For now, those that want to help, donate money, lend resources or contacts need to contact me, via email -  cwbarr01@gmail.com - and I will put you in contact with our wish designer/fundraiser.  I will post when the fundraiser page is ready, then you can go there.

If you want to help, we will need assistance spreading the word, both verbally and on the internet/Facebook/Twitter/ETC and finding potential sponsors.

Medical Update:  Melissa had an complete MRI with contrasts today.  We will not get the results for a couple weeks...so pray, cross fingers...whatever you do, do it.  Also attempted to order her Chemo pill today...one pharmacy wanted $18,000, but I am pretty sure that the pharmacy through our insurance will cover most of that if I order through them.  Like 60 pills for $18K....oh, that is part of the problem with American medicine and politics...but no soap boxes for me today.

Wednesday, May 1, 2013

5/1/2013

Melissa has battled head-aches a lot lately...has me concerned, but not much anyone can do.

I had a great run in with my dad yesterday.  For those who do not know my dad, he has a gift of being able to converse with anyone...engaging in a good laugh and story...it is one of the traits I am most proud of inheriting from him.  We talked about how you just can not force special moments.  I have experienced this first hand many times since finding out Melissa's diagnosis.  No matter how big the surprise or how special the treat, I was always left disappointed with the outcome.  Many of you that know may father may not know that he lost his mom at a very early age to cancer.  It is something that he very rarely talks about. He shared a story about her that really hit close to home for me.  He mentioned how, before she passed away, she would organize these family events in an effort to create these special moments that just never quite lived up to expectations.  As vague as he told the story, I still knew exactly what he meant and how she must have felt...and somehow, I felt a little better.  I have been frustrated so many times about the same kind of thing.  Christmas....I just wanted a special few moments with us, as a family, decorating the Christmas tree...and no matter how hard I tried, it was not destine to be a special moment.  Same issue occurred when we recently went to Virginia Beach and even the Jefferson in Richmond.  Fact is, you just can not force special moments...they just happen, and when they do, you better embrace them.

4/30/2013

Has it really been only 5 months since this brain cancer thing started?

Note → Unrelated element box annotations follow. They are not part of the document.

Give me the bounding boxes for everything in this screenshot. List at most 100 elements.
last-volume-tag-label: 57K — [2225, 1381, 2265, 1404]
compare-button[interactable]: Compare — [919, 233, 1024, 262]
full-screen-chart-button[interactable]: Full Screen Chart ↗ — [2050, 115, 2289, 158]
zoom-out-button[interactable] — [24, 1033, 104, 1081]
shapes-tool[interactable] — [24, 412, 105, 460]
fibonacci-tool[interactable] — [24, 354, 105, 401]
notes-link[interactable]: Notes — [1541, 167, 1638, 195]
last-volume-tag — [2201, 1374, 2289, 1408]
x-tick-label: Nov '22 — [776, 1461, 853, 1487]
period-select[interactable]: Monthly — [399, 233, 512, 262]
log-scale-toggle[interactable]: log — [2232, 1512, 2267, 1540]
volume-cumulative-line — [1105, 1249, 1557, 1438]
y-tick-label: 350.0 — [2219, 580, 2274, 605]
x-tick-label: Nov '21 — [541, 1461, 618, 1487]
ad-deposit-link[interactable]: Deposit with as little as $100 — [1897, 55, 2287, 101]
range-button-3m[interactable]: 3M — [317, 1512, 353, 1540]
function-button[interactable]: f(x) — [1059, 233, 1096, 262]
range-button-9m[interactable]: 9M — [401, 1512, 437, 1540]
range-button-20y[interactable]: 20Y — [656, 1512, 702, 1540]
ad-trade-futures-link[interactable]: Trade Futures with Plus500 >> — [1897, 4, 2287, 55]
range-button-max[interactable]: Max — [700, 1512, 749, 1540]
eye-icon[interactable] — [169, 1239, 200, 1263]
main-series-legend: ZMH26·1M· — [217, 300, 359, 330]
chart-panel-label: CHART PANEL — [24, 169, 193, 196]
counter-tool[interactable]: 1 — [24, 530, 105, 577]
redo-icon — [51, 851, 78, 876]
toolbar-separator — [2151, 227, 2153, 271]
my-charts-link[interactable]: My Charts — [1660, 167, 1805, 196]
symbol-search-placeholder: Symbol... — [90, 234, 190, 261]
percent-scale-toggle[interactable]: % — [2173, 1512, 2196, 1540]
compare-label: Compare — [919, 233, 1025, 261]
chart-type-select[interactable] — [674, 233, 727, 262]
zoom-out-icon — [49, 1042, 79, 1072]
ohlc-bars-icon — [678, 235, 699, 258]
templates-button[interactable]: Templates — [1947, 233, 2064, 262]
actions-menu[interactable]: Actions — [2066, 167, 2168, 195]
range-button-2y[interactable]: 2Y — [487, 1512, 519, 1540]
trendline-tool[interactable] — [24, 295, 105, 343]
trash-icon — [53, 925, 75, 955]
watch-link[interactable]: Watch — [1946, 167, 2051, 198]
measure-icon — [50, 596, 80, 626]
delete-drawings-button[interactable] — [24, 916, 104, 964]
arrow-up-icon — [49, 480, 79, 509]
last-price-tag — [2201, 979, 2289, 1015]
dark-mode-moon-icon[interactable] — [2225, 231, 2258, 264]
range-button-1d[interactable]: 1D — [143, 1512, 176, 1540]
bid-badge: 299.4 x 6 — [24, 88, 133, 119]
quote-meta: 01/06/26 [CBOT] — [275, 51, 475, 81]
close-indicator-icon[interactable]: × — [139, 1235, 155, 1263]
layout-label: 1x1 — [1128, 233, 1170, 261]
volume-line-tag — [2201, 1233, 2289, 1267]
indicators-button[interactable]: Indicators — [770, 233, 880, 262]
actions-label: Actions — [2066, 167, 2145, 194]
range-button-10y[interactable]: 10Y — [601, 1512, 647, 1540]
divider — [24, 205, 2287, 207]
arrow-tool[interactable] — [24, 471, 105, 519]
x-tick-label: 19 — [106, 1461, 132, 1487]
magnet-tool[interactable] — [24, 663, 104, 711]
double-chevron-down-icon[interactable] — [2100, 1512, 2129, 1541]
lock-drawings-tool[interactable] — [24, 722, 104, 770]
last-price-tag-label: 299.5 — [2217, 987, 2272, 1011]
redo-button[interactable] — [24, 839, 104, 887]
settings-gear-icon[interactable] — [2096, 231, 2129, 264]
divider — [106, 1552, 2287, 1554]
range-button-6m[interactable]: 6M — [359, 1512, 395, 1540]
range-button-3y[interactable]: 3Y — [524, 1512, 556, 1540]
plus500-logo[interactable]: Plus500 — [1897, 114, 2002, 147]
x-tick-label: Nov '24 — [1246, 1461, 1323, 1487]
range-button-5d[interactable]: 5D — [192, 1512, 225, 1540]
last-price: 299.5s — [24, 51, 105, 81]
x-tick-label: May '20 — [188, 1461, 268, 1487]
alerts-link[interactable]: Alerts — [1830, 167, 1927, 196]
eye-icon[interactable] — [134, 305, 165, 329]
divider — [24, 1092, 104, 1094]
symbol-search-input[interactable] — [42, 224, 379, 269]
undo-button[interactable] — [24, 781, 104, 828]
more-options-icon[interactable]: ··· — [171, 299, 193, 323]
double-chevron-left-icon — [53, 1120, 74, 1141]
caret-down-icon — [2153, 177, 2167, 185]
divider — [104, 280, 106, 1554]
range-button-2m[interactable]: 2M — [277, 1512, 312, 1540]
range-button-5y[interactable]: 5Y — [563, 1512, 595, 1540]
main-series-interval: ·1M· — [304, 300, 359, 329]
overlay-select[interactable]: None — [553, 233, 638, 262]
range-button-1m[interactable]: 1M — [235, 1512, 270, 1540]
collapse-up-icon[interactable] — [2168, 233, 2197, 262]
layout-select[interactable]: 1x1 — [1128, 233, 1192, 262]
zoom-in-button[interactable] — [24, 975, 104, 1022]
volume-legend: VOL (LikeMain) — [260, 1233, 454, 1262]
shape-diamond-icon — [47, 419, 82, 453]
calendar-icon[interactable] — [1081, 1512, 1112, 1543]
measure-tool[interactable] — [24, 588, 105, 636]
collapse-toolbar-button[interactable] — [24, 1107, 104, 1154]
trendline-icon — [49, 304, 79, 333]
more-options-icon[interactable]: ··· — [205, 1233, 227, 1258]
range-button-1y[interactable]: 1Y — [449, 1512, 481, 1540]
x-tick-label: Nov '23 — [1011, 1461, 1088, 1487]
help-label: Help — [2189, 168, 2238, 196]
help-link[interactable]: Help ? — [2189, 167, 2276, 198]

Flashback...here is a link to the very first post on this blog...went back and read it today.

http://barrsbattlebraincancer.blogspot.com/2013/01/11262012.html

It seems like a decade ago.  Funny how not much has changed, as far as not knowing how this will all work out....and I am still not sure if it ever really sinks in.  One thing is for sure, at that time, I had no idea what we were getting into...but looking back, we did the best would could to handle things...far better than most, though, only because of the help and support of others.